En attendant, j’aime bien mon corps comme il est… banal et fade.

Le rapport à soi et à l’Autre est soumis à de nouvelles lois. L’existence des clones permet désormais de se parler à soi-même. La notion d’identité a donc évolué, chaque double d’un même individu est un prolongement de sa personnalité (à l’identique) bien que chaque double soit en mesure de vivre sa propre expérience jusqu’à la nécessité d’une fusion salvatrice avec le « corps premier » (destiné à retarder l’instant où l’individu passe de vie à trépas). Mais dans ce réseau d’Immortels, la jouissance de pouvoir vivre éternellement à un prix (mais je ne vous le dévoilerais pas dans cet article).
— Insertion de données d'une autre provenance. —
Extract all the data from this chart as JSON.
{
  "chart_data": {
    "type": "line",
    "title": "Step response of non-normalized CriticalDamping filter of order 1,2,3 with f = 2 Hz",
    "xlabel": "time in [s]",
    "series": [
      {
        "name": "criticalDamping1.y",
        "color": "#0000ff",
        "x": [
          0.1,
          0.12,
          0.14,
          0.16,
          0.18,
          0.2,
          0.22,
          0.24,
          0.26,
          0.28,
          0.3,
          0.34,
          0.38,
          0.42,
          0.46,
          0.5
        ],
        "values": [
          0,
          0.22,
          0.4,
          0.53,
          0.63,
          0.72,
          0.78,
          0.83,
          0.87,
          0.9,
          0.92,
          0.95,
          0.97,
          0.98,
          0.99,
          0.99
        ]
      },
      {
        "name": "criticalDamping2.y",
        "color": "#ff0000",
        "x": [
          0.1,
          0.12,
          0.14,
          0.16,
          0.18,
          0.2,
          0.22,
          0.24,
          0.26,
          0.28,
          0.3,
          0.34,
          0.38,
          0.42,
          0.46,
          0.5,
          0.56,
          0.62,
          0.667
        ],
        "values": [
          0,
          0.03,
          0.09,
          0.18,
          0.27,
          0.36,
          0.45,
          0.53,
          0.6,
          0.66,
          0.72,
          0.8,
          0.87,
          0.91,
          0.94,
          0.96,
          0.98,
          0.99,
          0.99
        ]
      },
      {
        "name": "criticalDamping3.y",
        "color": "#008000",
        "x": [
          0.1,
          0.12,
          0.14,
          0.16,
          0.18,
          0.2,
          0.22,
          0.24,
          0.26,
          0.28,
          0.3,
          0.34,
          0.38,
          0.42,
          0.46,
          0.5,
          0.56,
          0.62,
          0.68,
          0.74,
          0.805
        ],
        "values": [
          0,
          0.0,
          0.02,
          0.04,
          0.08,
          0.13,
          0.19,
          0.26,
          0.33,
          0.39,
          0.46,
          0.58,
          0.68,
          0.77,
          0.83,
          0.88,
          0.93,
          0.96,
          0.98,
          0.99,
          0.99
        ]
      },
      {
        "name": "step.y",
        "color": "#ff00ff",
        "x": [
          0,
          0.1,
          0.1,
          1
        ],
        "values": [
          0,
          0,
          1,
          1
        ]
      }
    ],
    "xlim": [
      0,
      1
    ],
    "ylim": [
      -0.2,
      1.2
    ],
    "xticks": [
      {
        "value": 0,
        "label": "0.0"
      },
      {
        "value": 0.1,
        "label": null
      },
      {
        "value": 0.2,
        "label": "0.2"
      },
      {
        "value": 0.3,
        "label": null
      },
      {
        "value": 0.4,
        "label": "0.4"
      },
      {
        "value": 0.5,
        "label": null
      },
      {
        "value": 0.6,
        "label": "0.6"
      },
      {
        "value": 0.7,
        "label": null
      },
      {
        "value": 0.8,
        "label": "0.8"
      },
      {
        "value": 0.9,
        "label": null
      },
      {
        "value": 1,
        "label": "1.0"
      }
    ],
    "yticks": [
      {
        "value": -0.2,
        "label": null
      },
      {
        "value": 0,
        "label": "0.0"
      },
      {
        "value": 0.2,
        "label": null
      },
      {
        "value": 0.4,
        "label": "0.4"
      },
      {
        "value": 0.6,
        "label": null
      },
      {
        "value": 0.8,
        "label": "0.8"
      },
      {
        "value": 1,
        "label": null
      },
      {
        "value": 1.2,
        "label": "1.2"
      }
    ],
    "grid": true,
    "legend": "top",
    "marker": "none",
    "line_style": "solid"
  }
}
Une ambiance difficile à décrire car tout est prétexte à découverte. On cerne vite la personnalité du héros, un mélange de flegme et de spontanéité, un homme fin et intelligent. Sa réflexion est cohérente, logique. Son érudition est très agréable. Il guide le lecteur l’apprentissage de ce monde futuriste. Grâce à lui, on accueille sereinement l’étrangeté des situations auxquelles l’album nous confronte. On s’investit dans ce récit, comme si Elijah avait la responsabilité de cette transmission de savoir et que le lecteur n’était autre qu’un stagiaire en plein apprentissage de la vie. Quoiqu’il en soit, j’ai été un spectateur très attentif de cette histoire !

On réapprend donc à vivre sur Terre en tenant compte de concepts totalement nouveaux. Imagines-toi vivre 400 ans et décider du moment de ta mort !!! Imagines-toi capable de te décupler et d’employer tes doubles pour te seconder dans ton travail ou te permettre de procrastiner !! Imagines-toi changer d’apparence comme bon te semble !…

J’ai apprécié le travail réalisé autour des jeux de contrastes. Cela se traduit par la création d’une ambiance graphique où le trait minimaliste met en valeur l’excentricité des décors. Je m’explique : la monotonie apparentes des couleurs de Gwen de Bonneval atténue grandement le coté clinquant de cet univers. De même, son trait précis (et dépouillé) ramène en permanence le lecteur à la vision qu’Elijah semble avoir de son environnement. En somme, même si l’architecture imposante des bâtiments ou l’excentricité de certains costumes invitent -de façon récurrente- le lecteur à projeter ses propres couleurs sur les illustrations de Gwen de Bonneval, la colorisation des planches et les dessins minimalistes ont tendance à ramener le lecteur à la raison et à se concentrer sur le point de vue du héros.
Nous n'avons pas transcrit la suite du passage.